Gerard Lagos

Personal information
- Date of birth: 25 August 1968 (age 56)
- Place of birth: St Paul, MN, USA
- Height: 1.85 m (6 ft 1 in)
- Position(s): Striker

College career
- Years: Team / Apps / (Gls)
- 1988–1990: Milwaukee Panthers

Senior career*
- Years: Team / Apps / (Gls)
- 1990–2001: Minnesota Thunder / ? / (44)

International career
- 1989: United States U20 / 5 / (0)

= Gerard Lagos =

American soccer player

Gerard Lagos (born 25 August 1968) is an American former professional soccer player who played for the Minnesota Thunder.

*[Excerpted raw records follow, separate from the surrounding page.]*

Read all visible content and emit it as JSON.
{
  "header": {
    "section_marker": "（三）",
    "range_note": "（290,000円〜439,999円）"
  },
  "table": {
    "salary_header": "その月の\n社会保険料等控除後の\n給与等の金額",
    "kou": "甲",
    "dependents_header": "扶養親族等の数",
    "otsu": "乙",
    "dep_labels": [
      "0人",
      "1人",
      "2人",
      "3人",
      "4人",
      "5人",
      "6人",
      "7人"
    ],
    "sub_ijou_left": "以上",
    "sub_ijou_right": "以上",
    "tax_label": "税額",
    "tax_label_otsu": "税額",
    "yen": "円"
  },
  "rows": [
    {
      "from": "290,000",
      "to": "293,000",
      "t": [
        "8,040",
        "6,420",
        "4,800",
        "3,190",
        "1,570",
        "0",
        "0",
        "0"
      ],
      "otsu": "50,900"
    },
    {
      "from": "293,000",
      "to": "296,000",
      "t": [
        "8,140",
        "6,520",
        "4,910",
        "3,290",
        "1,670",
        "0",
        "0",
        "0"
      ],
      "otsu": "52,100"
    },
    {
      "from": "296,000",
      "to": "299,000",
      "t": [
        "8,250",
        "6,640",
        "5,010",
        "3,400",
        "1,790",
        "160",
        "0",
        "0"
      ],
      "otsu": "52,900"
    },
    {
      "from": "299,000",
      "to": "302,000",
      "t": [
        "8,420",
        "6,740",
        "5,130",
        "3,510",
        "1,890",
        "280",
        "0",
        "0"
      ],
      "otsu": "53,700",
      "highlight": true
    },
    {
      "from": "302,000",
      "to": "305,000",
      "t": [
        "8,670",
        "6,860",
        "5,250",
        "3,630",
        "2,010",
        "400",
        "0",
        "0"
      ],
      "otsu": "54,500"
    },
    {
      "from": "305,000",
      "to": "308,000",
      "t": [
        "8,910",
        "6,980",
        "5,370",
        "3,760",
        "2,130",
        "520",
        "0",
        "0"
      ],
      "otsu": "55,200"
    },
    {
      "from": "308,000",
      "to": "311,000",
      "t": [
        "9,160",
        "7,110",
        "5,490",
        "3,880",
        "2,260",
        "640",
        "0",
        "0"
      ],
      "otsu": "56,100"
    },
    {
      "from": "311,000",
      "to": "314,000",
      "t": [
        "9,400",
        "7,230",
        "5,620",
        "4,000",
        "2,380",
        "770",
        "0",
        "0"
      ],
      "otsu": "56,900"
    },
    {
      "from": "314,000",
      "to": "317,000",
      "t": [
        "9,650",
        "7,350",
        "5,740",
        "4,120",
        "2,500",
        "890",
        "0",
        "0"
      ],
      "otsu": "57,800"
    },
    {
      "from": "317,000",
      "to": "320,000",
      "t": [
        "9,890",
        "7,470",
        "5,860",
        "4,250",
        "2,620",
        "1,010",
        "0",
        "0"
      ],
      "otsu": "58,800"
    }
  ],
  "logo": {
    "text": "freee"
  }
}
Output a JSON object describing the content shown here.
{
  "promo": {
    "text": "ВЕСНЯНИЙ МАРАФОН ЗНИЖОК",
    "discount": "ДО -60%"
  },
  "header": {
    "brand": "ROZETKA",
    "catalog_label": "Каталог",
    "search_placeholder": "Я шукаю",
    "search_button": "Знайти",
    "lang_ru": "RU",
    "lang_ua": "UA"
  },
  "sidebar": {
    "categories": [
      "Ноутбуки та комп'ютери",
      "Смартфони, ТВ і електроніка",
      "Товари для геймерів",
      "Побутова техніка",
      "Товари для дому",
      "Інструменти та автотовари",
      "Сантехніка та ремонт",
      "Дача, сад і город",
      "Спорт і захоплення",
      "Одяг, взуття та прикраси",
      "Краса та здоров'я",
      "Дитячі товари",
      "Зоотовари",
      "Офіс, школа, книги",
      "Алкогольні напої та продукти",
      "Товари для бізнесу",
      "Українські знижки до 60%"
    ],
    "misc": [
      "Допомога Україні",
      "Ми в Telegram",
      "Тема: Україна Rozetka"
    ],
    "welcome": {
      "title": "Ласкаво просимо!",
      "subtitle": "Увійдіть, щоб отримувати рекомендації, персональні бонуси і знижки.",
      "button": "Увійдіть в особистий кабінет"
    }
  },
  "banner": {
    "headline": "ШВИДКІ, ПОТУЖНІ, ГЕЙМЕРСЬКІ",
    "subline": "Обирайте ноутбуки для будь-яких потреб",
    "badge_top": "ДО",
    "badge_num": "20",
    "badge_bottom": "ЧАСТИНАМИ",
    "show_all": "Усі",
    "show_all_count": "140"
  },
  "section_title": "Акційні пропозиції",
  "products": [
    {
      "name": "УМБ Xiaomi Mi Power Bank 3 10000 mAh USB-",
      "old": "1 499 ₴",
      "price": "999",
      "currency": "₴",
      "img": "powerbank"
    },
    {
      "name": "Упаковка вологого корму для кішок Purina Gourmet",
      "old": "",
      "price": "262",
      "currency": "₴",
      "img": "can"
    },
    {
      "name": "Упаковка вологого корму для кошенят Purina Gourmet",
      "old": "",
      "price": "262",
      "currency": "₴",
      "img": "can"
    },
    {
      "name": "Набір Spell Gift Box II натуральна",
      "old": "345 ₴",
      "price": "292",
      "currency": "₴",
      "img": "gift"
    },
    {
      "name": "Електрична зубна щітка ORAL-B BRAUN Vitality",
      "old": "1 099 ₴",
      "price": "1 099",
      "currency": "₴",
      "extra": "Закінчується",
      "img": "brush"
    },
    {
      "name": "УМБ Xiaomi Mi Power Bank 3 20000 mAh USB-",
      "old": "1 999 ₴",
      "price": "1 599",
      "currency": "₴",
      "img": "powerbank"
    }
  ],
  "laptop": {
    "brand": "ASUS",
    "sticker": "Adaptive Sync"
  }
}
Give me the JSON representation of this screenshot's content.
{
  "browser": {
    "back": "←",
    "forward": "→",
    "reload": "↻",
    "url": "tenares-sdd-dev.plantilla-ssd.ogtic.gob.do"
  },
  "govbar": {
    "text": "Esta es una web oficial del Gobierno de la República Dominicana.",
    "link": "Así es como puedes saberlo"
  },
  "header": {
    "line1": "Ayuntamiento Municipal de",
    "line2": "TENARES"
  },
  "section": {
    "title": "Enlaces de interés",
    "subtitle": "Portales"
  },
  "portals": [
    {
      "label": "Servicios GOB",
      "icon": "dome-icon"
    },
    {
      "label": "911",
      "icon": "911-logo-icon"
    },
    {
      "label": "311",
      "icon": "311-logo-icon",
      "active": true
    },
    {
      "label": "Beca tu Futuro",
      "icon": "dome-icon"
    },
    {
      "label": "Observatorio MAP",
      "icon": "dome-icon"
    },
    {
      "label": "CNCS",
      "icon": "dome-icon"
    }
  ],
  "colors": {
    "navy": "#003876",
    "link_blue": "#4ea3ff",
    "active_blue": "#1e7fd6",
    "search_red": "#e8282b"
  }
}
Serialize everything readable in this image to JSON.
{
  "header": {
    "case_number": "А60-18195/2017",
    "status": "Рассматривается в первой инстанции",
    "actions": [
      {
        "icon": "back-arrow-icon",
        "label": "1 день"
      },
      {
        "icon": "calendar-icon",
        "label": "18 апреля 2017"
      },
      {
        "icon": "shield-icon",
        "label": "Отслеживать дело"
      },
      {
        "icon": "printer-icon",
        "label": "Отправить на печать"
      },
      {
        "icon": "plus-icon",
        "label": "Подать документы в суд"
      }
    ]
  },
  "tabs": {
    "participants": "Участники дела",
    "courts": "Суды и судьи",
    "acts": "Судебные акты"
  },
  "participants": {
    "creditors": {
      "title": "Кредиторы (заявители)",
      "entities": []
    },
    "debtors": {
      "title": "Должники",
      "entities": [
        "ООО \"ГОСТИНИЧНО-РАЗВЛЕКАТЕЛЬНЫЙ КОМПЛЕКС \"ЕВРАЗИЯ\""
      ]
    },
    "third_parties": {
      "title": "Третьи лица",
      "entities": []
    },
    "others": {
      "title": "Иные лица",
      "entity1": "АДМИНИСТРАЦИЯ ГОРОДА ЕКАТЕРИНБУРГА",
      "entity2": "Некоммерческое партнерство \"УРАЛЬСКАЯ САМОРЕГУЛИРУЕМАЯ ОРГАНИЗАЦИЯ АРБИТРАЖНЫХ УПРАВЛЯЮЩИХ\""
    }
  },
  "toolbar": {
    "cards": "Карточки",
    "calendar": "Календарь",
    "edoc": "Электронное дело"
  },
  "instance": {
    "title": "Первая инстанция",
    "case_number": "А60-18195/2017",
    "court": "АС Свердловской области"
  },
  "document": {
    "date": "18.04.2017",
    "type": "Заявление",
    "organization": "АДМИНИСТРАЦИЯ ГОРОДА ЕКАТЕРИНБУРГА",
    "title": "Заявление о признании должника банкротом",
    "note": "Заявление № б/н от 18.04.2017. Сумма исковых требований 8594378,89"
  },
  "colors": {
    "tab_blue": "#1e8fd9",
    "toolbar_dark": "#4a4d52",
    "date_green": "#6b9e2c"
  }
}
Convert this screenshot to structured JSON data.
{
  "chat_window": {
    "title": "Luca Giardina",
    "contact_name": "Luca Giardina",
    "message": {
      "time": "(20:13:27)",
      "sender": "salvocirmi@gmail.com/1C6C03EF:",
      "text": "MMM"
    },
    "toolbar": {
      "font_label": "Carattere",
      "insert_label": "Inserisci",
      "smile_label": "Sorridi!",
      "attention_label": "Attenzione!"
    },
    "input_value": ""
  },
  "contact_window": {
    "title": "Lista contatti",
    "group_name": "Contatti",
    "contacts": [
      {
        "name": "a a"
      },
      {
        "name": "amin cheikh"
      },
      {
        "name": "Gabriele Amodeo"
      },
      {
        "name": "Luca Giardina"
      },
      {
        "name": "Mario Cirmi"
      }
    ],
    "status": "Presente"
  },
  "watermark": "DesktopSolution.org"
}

His father is Buzz Lagos and his brother is Manny Lagos.

==Professional==
Lagos spent his entire career with the Minnesota Thunder, scoring the team's first goal in 1990. The Thunder were created by Lagos' father Buzz in 1990 as an unaffiliated amateur team. The Thunder played their first game against the professional Winnipeg Fury of the Canadian Soccer League. Lagos scored the first goal of the game, a 2–1 victory for the Thunder. In 1994, the Thunder turned professional with the USISL. When Lagos retired in 2001, he was the last surviving member of the original team. He was inducted into the Thunder Hall of Fame in 2002.

==National team==
In 1989, Lagos was an integral part of the United States U20 national team which took fourth place at the 1989 FIFA World Youth Championship. He played five games, in the tournament.